A2. The consolidation of IDATA, which has an annual revenue of around ₹200-250 crores, is reflected in the current quarter's strong growth trajectory of 20-30%. This trend is expected to continue with contributions from existing business growth, new contracts, acquisition synergies, and the transition of certain partner-run centers to self-run models. BLS International aims to maintain the achieved growth and margin levels in the coming year.
Q3. The revenue per visa/passport has decreased compared to previous years. What is the reason for this decline?
A3. While specific data for earlier years needs to be verified, the general trend since the COVID-19 pandemic has been an increase in revenue per application on a quarter-to-quarter basis. This suggests that any apparent decrease might be due to specific circumstances rather than an overall downward trend.
Q4. The EBITDA margin for the visa and consular business has seen significant improvement. What factors contributed to this, and is this trend expected to continue?

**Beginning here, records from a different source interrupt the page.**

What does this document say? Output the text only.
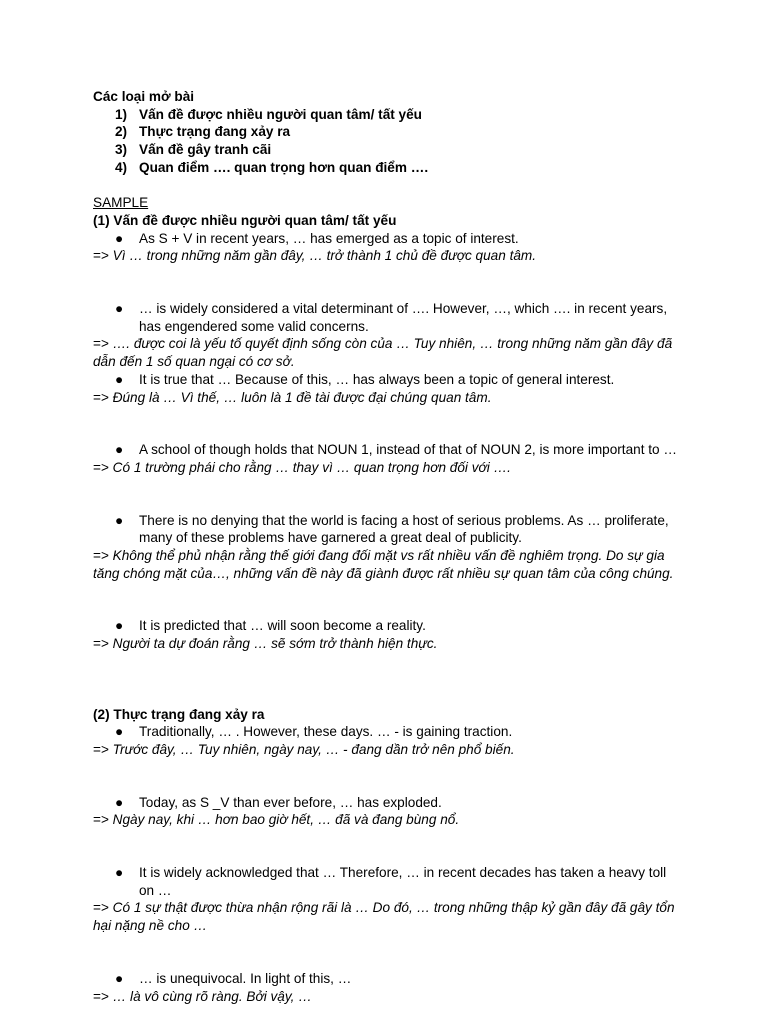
Các loại mở bài

1) Vấn đề được nhiều người quan tâm/ tất yếu
2) Thực trạng đang xảy ra
3) Vấn đề gây tranh cãi
4) Quan điểm …. quan trọng hơn quan điểm ….

SAMPLE

(1) Vấn đề được nhiều người quan tâm/ tất yếu

● As S + V in recent years, … has emerged as a topic of interest.

=> Vì … trong những năm gần đây, … trở thành 1 chủ đề được quan tâm.

● … is widely considered a vital determinant of …. However, …, which …. in recent years, has engendered some valid concerns.

=> …. được coi là yếu tố quyết định sống còn của … Tuy nhiên, … trong những năm gần đây đã dẫn đến 1 số quan ngại có cơ sở.

● It is true that … Because of this, … has always been a topic of general interest.

=> Đúng là … Vì thế, … luôn là 1 đề tài được đại chúng quan tâm.

● A school of though holds that NOUN 1, instead of that of NOUN 2, is more important to …

=> Có 1 trường phái cho rằng … thay vì … quan trọng hơn đối với ….

● There is no denying that the world is facing a host of serious problems. As … proliferate, many of these problems have garnered a great deal of publicity.

=> Không thể phủ nhận rằng thế giới đang đối mặt vs rất nhiều vấn đề nghiêm trọng. Do sự gia tăng chóng mặt của…, những vấn đề này đã giành được rất nhiều sự quan tâm của công chúng.

● It is predicted that … will soon become a reality.

=> Người ta dự đoán rằng … sẽ sớm trở thành hiện thực.

(2) Thực trạng đang xảy ra

● Traditionally, … . However, these days. … - is gaining traction.

=> Trước đây, … Tuy nhiên, ngày nay, … - đang dần trở nên phổ biến.

● Today, as S _V than ever before, … has exploded.

=> Ngày nay, khi … hơn bao giờ hết, … đã và đang bùng nổ.

● It is widely acknowledged that … Therefore, … in recent decades has taken a heavy toll on …

=> Có 1 sự thật được thừa nhận rộng rãi là … Do đó, … trong những thập kỷ gần đây đã gây tổn hại nặng nề cho …

● … is unequivocal. In light of this, …

=> … là vô cùng rõ ràng. Bởi vậy, …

A4. The improved EBITDA margin is attributed to several factors, including the transition from a partnership model to a self-owned model, winning new contracts with higher application prices, and the acquisition of IDATA, which operates at a 40-45% EBITDA margin. The company expects this upward trend to persist as synergies from acquisitions and operational efficiency improvements continue to materialize.
Q5. What is the impact of the geopolitical environment on BLS International’s business, and how does the company plan to mitigate potential risks?
A5. While geopolitical events in specific regions may occasionally impact business, BLS International's global presence across 70+ countries helps to mitigate overall risk. For example, outbound traffic from Russia has been affected, but increased volumes from other parts of the world have offset this. The company continues to monitor global events and adapt its strategies accordingly.
Q6. How is BLS International leveraging its strong financial position for future growth, and what is the company's dividend policy?
A6. BLS International uses its robust financial position for organic growth in its visa and retail service businesses and inorganic expansion through strategic acquisitions, both domestically and internationally. The company’s recent acquisition of Citizen Invest for $31 million exemplifies this strategy. BLS International maintains a consistent dividend policy, balancing surplus distribution with reinvestment for future growth opportunities.
Q7. How significant is the Spain contract to BLS International's overall business, and are there any plans to reduce this reliance?
A7. The Spain contract represents approximately 25-30% of BLS International's overall revenue. While it is a significant contract, the company's diverse portfolio and ongoing expansion into new markets help to mitigate the risks associated with dependence on any single contract. BLS International continues to pursue a strategy of diversification to ensure long-term sustainable growth.
Q8. What is the outlook for revenue growth in the second half of FY25 and FY26, and what factors will drive this growth?
A8. BLS International anticipates exceeding the 24% revenue growth achieved in the first half of FY25, driven by new acquisitions, expansion into new geographies, and the rollout of recently won contracts. The company aims to maintain a 25% revenue growth rate in FY26, fueled by a combination of organic growth in existing businesses, contributions from acquisitions, and securing new contracts.